How much will it cost to get lawyer?
How long will it take to get my LTD benefits re-instated or have my case settle?
Why is the insurance company being so hard on me?
Are they like this to everyone?
All of these questions are certainly valid; understandably so. This is probably your first time applying for LTD Benefits. And it’s also probably your first time getting denied as well.
Our lawyers would be pleased to answer all of these questions, if not more, via free phone consultation toll free at 1-877-730-1777 or via email at email@example.com.
The topic we wish to address in today’s installment of the Toronto Injury Lawyer Blog is the questions whether or not to appeal your Long Term Disability Claim. Whether to appeal, or not to appeal is a tactical move that shouldn’t be taken lightly.
Many claimants get confused by the ability to appeal an LTD denial. The confusion lies on what did the LTD claim first get denied? Was it the date of the initial denial; or was it on the date that the 1st, 2nd or even 3rd appeal was denied?

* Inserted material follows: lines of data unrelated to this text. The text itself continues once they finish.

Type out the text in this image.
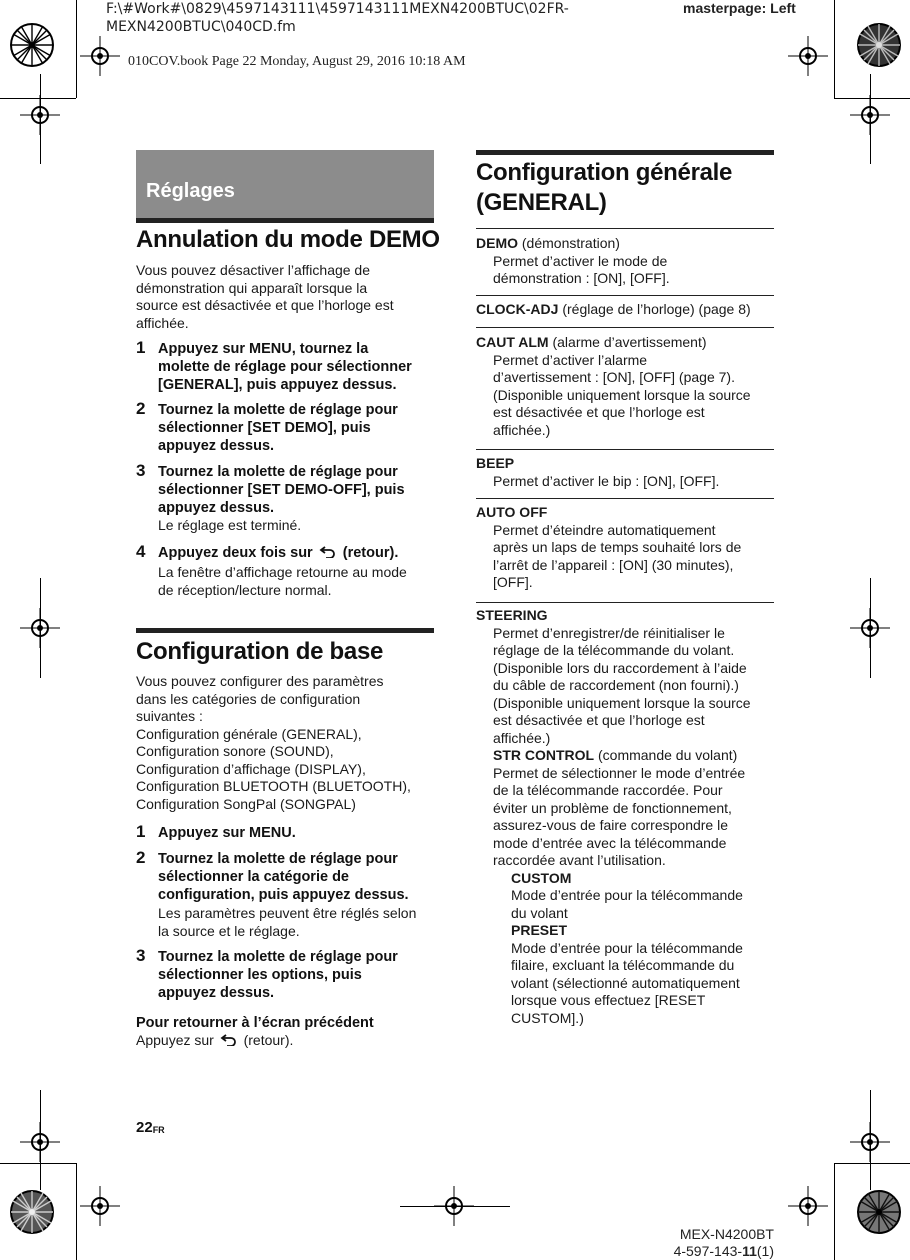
F:\#Work#\0829\4597143111\4597143111MEXN4200BTUC\02FR-
MEXN4200BTUC\040CD.fm
masterpage: Left
010COV.book Page 22 Monday, August 29, 2016 10:18 AM
Réglages
Annulation du mode DEMO
Vous pouvez désactiver l’affichage de
démonstration qui apparaît lorsque la
source est désactivée et que l’horloge est
affichée.
1 Appuyez sur MENU, tournez la
molette de réglage pour sélectionner
[GENERAL], puis appuyez dessus.
2 Tournez la molette de réglage pour
sélectionner [SET DEMO], puis
appuyez dessus.
3 Tournez la molette de réglage pour
sélectionner [SET DEMO-OFF], puis
appuyez dessus.
Le réglage est terminé.
4 Appuyez deux fois sur (retour).
La fenêtre d’affichage retourne au mode
de réception/lecture normal.
Configuration de base
Vous pouvez configurer des paramètres
dans les catégories de configuration
suivantes :
Configuration générale (GENERAL),
Configuration sonore (SOUND),
Configuration d’affichage (DISPLAY),
Configuration BLUETOOTH (BLUETOOTH),
Configuration SongPal (SONGPAL)
1 Appuyez sur MENU.
2 Tournez la molette de réglage pour
sélectionner la catégorie de
configuration, puis appuyez dessus.
Les paramètres peuvent être réglés selon
la source et le réglage.
3 Tournez la molette de réglage pour
sélectionner les options, puis
appuyez dessus.
Pour retourner à l’écran précédent
Appuyez sur (retour).
$22_{FR}$
Configuration générale
(GENERAL)
DEMO (démonstration)
Permet d’activer le mode de
démonstration : [ON], [OFF].
CLOCK-ADJ (réglage de l’horloge) (page 8)
CAUT ALM (alarme d’avertissement)
Permet d’activer l’alarme
d’avertissement : [ON], [OFF] (page 7).
(Disponible uniquement lorsque la source
est désactivée et que l’horloge est
affichée.)
BEEP
Permet d’activer le bip : [ON], [OFF].
AUTO OFF
Permet d’éteindre automatiquement
après un laps de temps souhaité lors de
l’arrêt de l’appareil : [ON] (30 minutes),
[OFF].
STEERING
Permet d’enregistrer/de réinitialiser le
réglage de la télécommande du volant.
(Disponible lors du raccordement à l’aide
du câble de raccordement (non fourni).)
(Disponible uniquement lorsque la source
est désactivée et que l’horloge est
affichée.)
STR CONTROL (commande du volant)
Permet de sélectionner le mode d’entrée
de la télécommande raccordée. Pour
éviter un problème de fonctionnement,
assurez-vous de faire correspondre le
mode d’entrée avec la télécommande
raccordée avant l’utilisation.
CUSTOM
Mode d’entrée pour la télécommande
du volant
PRESET
Mode d’entrée pour la télécommande
filaire, excluant la télécommande du
volant (sélectionné automatiquement
lorsque vous effectuez [RESET
CUSTOM].)
MEX-N4200BT
4-597-143-11(1)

You can see how this can be confusing for a person who is new to LTD claims.
There is a variety of case law in Ontario on this issue. What the Court wants to see from the LTD insurer, is a “clear and unequivocal denial“. This usually comes in the form of a denial letter from the insurer. Once that “clear and unequivocal” denial is established, the two year limitation period begins to run. Failure to commence your claim within two years from the date of receiving that “clear and unequivocal” denial will result in your LTD claim getting dismissed for delay.
But makes for a “clear and unequivocal denial” is often up to debate.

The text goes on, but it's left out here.